Improve macro table performance
In the existing implementation, when a new macro is added, the whole
table has to be sorted again. Hence the cost of adding n macros is
worse than O(n^2), due to arithmetic progression.
This change drops all qsort(3) stuff altogether, by carefully preserving
table in sorted order. In findEntry routine, bsearch(3) is replaced
with customized binary search which tracks position for insertion.
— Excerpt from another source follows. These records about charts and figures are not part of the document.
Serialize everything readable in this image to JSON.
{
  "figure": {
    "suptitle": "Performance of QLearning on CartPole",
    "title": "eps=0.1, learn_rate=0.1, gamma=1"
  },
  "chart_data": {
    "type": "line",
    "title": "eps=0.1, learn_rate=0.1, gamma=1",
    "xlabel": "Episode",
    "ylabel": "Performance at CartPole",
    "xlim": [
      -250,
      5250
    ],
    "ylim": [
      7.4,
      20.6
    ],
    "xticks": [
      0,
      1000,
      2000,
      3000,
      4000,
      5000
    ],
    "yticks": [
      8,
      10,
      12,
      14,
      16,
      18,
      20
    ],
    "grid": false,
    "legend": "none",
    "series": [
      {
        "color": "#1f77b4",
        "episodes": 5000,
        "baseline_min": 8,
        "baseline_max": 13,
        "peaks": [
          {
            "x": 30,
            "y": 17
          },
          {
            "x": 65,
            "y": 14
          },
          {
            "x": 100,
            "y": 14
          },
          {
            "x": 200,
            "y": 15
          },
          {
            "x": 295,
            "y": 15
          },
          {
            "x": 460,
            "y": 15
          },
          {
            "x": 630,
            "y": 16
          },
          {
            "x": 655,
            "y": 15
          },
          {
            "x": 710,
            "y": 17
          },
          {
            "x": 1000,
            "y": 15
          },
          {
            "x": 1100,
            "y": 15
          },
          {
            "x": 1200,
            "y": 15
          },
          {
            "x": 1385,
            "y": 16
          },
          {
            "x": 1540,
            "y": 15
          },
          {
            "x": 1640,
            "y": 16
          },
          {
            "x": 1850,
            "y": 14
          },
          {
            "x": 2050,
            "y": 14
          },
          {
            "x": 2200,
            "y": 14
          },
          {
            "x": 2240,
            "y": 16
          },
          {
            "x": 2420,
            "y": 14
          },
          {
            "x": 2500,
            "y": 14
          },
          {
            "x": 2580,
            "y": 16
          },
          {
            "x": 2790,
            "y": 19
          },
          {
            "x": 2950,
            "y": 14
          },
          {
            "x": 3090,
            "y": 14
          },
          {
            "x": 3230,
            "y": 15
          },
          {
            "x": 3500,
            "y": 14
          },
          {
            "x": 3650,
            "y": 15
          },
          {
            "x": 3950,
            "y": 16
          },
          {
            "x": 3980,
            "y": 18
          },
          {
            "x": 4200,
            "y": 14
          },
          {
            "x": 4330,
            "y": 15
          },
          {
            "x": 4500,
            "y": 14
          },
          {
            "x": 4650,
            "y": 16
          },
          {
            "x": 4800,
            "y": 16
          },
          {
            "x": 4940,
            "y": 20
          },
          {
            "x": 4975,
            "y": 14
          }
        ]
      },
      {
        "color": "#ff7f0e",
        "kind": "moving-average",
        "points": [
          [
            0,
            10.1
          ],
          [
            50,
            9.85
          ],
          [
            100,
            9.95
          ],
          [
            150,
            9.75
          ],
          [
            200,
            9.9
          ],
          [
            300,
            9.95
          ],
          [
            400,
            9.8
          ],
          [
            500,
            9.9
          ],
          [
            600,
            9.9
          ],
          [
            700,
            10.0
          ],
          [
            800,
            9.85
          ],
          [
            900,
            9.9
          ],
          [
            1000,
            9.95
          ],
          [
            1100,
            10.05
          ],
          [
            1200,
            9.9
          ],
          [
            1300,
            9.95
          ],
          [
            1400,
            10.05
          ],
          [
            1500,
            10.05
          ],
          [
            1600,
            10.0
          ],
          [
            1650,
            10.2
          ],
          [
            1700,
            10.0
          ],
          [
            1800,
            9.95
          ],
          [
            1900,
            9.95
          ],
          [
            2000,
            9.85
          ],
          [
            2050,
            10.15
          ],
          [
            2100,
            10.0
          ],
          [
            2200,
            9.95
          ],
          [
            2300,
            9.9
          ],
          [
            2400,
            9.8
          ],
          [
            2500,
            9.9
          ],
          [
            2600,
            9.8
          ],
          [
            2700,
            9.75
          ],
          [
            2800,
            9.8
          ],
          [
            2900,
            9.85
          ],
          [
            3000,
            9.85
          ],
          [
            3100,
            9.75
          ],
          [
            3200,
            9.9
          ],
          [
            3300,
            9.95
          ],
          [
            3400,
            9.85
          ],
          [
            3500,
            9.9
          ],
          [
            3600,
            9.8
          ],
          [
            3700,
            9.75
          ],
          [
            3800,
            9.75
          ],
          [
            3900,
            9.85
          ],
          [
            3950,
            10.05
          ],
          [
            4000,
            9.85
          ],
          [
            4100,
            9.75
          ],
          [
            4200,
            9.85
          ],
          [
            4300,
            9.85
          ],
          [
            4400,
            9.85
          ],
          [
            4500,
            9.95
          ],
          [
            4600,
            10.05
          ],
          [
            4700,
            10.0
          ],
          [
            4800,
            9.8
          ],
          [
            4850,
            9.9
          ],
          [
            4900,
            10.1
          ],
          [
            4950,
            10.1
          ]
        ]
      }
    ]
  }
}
In the addMacro routine, if a matching entry is not found, this
position is used for direct insertion, after the rest of the elements
are "shifted to the right" with memmove(3). Likewise, in delMacro
routine, the elements are shifted back to the left when the last macro
definition is popped. Technically, shifting half of the array with
memmove(3) is still O(n^2); however, modern CPUs process contiguous
memory in a very efficient manner, and glibc provides a fine-tuned
memmove(3) implementation.
Also, macro table entries are now allocated in a single chunk.
This change reduces rpm startup costs by factor of 6. Also, this change
improves specfile parser performance by a factor of 2 (e.g. the parse
time of texlive.spec is reduced from 67s to 35s).
Signed-off-by: Panu Matilainen <pmatilai@redhat.com>
(cherry picked from commit
301d5450a1c7849f9eb4ead11d00c8a20ea6a6bd)